Another key is that Captain Phillips was shot on the high seas on an actual container ship, an actual lifeboat and a skiff just like the real pirates use. As a result, it’s amazingly real when the pirates clamber up the side of the massive ship while both vessels roll in the waves and when the seamen and pirates play hide-and-go-seek below decks in the dark.
That being said, the movie wouldn’t work without Tom Hanks, who is unsurpassed at playing an Everyman thrust into a perilous situation.
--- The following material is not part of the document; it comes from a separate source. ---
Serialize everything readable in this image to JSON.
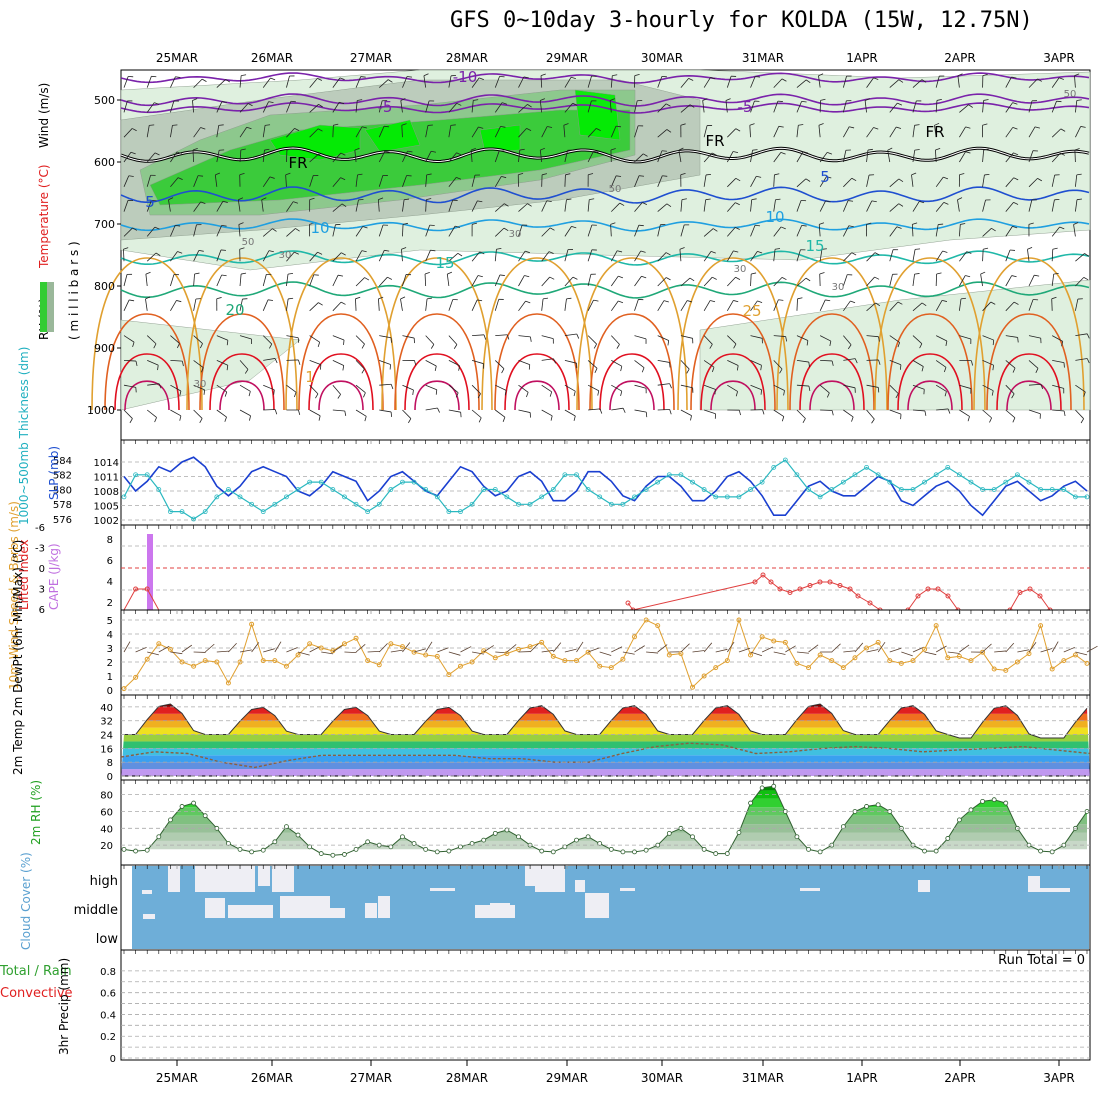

Hanks is our generation’s Jimmy Stewart, and I can see Hanks playing Stewart’s roles in Rear Window, Vertigo, Anatomy of a Murder and The Man Who Shot Liberty Valance.
Most of the pirates are standard types, but the lead pirate is a much more textured character, superbly played by Barkad Abdi, hitherto a Somali-American limo driver from Minneapolis. The depth in Abdi’s performance is also essential to the film’s success. The cast also features character actor Michael Chernus, so good in Higher Ground and Men in Black 3, as the #2 on the ship.
All in all, Captain Phillips is a flawless true story thriller.